400 Millionen Euro weniger für das Elektroauto

Die von der Bundesregierung im Rahmen der „Nationalen Plattform Elektromobilität“ zugesagte Förderung von einer Milliarde Euro wird um mehr als 400 Millionen Euro gekürzt. Dies sagen übereinstimmend mehrere Interessensvertreter, die derzeit am nächsten Zwischenbericht der Plattform arbeiten, der für Mai diesen Jahres erwartet wird. Grund für die Kürzung ist Geldmangel: Die Mittel für die Förderung sollten aus dem „Energie- und Klimafonds“ stammen, den die Bundesregierung im Zusammenhang mit der Laufzeitverlängerung der Kernkraftwerke im Jahr 2010 ins Leben gerufen hatte. Nachdem nach der beschleunigten Abschaltung der Kernkraftwerke deren Betreiber nicht mehr in den Fonds einzahlen, hatte Finanzminister Wolfgang Schäuble die Erlöse aus dem Handeln mit CO2-Emissionsrechten direkt in den Fonds fließen lassen, um die Einnahmeverluste auszugleichen. Der Preis der Emissionsrechte ist allerdings in den letzten Monaten von 16 Euro je Tonne Kohlendioxid auf derzeit 8,63 Euro am Spotmarkt der Leipziger Energiebörse EEX.
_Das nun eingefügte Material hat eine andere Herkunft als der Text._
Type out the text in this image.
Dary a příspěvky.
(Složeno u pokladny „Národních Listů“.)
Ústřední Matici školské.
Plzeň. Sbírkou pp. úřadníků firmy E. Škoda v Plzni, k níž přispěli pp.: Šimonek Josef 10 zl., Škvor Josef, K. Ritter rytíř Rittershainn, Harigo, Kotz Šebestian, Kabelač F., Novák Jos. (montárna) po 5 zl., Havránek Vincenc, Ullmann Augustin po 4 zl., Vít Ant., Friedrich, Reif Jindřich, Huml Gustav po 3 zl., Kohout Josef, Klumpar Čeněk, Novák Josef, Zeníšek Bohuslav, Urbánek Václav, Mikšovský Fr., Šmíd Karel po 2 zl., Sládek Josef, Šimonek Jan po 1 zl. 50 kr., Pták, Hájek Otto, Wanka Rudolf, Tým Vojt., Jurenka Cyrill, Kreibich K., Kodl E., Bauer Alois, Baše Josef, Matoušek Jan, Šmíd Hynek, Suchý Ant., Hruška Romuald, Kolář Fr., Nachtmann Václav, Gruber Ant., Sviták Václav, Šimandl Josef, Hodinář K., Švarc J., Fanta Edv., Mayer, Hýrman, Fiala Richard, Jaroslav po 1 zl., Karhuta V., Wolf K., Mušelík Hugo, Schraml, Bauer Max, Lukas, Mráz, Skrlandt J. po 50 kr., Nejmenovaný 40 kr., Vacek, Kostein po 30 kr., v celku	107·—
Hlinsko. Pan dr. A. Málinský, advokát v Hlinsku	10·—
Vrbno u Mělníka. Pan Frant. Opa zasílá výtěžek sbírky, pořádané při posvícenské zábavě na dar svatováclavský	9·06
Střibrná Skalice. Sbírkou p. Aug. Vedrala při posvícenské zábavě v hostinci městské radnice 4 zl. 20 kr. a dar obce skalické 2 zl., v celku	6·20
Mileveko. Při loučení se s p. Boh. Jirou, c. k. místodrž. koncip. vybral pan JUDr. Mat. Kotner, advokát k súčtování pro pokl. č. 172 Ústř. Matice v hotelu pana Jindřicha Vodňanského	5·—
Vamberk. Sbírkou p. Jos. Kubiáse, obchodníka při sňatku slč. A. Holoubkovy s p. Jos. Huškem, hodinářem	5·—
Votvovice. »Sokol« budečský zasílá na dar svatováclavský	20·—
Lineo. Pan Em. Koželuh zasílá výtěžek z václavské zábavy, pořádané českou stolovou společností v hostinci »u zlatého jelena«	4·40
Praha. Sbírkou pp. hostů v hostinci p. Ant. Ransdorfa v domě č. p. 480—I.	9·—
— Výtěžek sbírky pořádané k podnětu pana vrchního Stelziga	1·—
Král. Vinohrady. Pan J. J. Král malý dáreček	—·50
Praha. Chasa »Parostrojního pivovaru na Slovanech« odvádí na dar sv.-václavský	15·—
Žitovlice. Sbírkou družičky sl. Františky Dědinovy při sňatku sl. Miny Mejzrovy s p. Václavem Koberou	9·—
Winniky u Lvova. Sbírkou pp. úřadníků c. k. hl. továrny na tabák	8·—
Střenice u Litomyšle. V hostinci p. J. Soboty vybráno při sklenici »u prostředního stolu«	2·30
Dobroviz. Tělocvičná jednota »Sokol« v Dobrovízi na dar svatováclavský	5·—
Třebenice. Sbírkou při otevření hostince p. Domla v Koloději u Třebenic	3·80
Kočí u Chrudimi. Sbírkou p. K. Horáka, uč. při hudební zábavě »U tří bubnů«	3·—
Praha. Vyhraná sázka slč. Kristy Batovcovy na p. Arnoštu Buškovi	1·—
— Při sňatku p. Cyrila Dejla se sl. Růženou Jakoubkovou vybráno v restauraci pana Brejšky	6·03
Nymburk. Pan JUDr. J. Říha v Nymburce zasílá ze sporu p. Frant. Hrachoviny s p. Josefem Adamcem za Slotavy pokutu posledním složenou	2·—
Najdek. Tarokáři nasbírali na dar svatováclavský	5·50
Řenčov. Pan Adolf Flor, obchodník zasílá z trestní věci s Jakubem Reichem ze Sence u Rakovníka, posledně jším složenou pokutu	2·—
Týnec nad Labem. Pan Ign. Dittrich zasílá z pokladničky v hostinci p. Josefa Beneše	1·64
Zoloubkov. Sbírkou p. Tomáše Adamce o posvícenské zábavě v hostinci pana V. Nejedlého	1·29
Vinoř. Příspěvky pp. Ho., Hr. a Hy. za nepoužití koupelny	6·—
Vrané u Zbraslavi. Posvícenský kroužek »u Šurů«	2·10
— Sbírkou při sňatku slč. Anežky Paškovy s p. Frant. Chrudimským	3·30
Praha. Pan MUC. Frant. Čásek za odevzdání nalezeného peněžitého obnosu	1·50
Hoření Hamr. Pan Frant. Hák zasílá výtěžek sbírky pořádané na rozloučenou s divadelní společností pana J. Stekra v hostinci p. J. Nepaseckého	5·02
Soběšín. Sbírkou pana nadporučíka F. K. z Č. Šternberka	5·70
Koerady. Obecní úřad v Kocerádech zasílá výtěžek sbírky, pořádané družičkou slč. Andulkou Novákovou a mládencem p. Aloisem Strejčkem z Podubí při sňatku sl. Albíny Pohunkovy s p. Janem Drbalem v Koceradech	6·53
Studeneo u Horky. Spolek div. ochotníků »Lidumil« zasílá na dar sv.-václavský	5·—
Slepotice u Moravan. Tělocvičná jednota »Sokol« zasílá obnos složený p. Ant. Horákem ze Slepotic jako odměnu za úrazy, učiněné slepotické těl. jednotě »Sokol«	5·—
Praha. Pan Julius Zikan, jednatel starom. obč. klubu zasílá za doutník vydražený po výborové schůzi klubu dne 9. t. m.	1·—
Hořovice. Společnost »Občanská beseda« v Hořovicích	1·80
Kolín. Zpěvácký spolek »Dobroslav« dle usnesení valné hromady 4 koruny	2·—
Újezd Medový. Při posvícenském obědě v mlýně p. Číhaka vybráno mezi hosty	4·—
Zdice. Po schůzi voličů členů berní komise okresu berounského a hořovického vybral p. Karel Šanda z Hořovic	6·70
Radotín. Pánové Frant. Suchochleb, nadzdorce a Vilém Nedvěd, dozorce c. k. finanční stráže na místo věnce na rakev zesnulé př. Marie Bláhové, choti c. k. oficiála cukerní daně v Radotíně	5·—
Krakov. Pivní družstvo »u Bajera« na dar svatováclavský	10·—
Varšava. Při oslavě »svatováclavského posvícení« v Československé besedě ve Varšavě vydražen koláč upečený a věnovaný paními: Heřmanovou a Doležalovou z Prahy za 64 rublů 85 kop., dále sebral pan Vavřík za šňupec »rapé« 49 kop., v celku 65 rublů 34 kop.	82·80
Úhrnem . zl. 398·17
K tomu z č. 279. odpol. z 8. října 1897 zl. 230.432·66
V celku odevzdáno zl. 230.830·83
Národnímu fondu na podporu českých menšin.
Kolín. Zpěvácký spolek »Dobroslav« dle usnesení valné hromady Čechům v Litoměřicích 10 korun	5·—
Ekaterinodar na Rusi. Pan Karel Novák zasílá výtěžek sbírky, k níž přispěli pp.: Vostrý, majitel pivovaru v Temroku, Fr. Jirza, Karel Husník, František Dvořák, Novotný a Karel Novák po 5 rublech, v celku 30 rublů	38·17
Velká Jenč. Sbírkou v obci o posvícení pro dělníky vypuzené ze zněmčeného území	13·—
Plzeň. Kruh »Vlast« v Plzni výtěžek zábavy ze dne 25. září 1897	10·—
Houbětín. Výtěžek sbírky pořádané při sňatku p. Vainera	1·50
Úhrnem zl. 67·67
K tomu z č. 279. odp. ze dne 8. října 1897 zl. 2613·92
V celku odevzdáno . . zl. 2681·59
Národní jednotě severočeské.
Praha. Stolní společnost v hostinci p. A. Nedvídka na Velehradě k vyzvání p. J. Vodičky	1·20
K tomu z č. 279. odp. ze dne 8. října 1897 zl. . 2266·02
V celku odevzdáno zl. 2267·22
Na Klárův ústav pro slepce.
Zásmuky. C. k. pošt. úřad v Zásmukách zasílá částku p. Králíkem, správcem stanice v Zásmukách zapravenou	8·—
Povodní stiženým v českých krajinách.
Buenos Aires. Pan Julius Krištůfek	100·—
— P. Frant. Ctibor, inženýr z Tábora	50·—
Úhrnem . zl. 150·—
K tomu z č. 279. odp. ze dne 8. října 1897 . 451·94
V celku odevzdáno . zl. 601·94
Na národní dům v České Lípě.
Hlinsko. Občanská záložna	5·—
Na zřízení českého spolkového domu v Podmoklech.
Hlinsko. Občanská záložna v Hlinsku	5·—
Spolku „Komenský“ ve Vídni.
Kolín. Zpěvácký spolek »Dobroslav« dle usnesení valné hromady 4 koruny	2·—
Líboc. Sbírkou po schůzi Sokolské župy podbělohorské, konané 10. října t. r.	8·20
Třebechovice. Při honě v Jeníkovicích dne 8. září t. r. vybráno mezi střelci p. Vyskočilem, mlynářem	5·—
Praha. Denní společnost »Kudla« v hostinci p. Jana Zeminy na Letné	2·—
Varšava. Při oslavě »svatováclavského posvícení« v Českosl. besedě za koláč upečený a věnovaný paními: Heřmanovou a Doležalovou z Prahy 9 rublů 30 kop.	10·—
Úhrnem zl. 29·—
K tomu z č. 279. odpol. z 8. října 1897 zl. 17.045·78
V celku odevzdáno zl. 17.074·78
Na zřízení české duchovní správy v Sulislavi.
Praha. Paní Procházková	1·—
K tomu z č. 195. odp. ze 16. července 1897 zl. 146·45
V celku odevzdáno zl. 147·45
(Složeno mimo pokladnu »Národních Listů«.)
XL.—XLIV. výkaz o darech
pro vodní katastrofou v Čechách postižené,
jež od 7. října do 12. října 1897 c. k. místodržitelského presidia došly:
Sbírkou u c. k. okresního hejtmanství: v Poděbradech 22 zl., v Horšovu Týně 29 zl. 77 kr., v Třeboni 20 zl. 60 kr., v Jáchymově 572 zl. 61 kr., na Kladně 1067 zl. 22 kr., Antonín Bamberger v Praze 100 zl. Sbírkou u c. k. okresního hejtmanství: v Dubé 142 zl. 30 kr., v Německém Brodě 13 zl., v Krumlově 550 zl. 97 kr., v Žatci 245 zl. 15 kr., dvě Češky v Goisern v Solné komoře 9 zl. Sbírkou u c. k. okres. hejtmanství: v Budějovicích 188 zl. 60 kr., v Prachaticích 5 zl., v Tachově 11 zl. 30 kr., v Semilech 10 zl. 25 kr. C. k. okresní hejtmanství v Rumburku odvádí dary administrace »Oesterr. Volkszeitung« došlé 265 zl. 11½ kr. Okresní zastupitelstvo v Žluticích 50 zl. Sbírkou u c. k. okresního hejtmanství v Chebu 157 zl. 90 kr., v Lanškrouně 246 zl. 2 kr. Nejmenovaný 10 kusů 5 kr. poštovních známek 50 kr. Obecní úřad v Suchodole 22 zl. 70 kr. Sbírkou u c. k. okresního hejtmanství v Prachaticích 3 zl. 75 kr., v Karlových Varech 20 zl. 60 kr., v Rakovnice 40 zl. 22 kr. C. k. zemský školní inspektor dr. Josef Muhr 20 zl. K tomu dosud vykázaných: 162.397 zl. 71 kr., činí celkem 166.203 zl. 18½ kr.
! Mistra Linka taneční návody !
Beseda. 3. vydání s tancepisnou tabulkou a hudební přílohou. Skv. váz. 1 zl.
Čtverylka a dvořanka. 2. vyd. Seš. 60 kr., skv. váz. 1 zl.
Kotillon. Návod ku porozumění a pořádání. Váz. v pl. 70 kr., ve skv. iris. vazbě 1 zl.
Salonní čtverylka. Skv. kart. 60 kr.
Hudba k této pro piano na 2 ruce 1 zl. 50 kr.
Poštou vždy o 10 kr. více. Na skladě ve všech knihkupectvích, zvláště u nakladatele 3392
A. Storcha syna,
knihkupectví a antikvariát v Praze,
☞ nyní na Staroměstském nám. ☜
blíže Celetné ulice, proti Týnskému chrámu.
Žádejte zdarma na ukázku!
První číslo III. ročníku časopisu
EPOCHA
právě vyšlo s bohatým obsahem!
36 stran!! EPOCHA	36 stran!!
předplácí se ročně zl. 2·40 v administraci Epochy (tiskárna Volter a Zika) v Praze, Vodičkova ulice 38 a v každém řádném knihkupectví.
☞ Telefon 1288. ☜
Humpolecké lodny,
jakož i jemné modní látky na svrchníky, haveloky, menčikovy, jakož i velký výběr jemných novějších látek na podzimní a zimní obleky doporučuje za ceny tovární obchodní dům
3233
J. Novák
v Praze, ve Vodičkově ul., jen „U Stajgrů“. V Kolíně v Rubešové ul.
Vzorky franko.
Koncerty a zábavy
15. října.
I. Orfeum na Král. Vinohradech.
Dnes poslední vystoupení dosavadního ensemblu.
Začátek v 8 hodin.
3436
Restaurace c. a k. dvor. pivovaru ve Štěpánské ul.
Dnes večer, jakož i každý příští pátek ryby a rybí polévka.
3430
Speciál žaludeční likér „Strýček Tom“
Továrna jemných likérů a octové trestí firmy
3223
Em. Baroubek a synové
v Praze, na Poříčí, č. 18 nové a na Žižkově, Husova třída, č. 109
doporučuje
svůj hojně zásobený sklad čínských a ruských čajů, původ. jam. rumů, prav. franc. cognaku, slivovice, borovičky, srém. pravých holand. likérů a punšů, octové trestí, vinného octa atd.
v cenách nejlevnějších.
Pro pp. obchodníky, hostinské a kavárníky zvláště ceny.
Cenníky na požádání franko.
Mehrere Hochschulinstitute berichten, dass Sie auf bereits zugesagte Fördermittel warten. Gespart werden soll offensichtlich vor allem bei den sogenannten Schaufensterprojekten. Dabei handelt es sich vor allem um Flottenversuche in großen Städten wie Hamburg und Berlin. Im letzten Zwischenbericht der Plattform wurde die Rolle der „Schaufenster“ so beschrieben: „Die Schaufenster leisten durch ihre hohe Öffentlichkeitswirkung einen wesentlichen Beitrag dazu, den ersten Meilenstein des Markthochlaufs zu erreichen.“

So weit die Fakten – doch was ist davon zu halten? Die Schaufensterprojekte sind mitnichten als echte Forschungsprojekte zu bewerten, hier wird nicht die zu knappe Reichweite der Batterien verbessert oder neue Leichtbaumaterialien erprobt. Vielmehr handelt es sich um künstliche kleine Märke, in denen bestenfalls Dauererprobung unter praxisnahen Bedingungen geübt wird. Ob sich Kunden für das Elektroauto begeistern lassen, hängt nicht an „Schaufenstern“, sondern an Produkteigenschaften. Insofern ist die Entscheidung des Finanzministers im Sinne aller Steuerzahler richtig. Die „Nationale Plattform Elektromobilität“ ist damit allerdings brüskiert, „faktisch tot“, sagt ein Verbandsvertreter.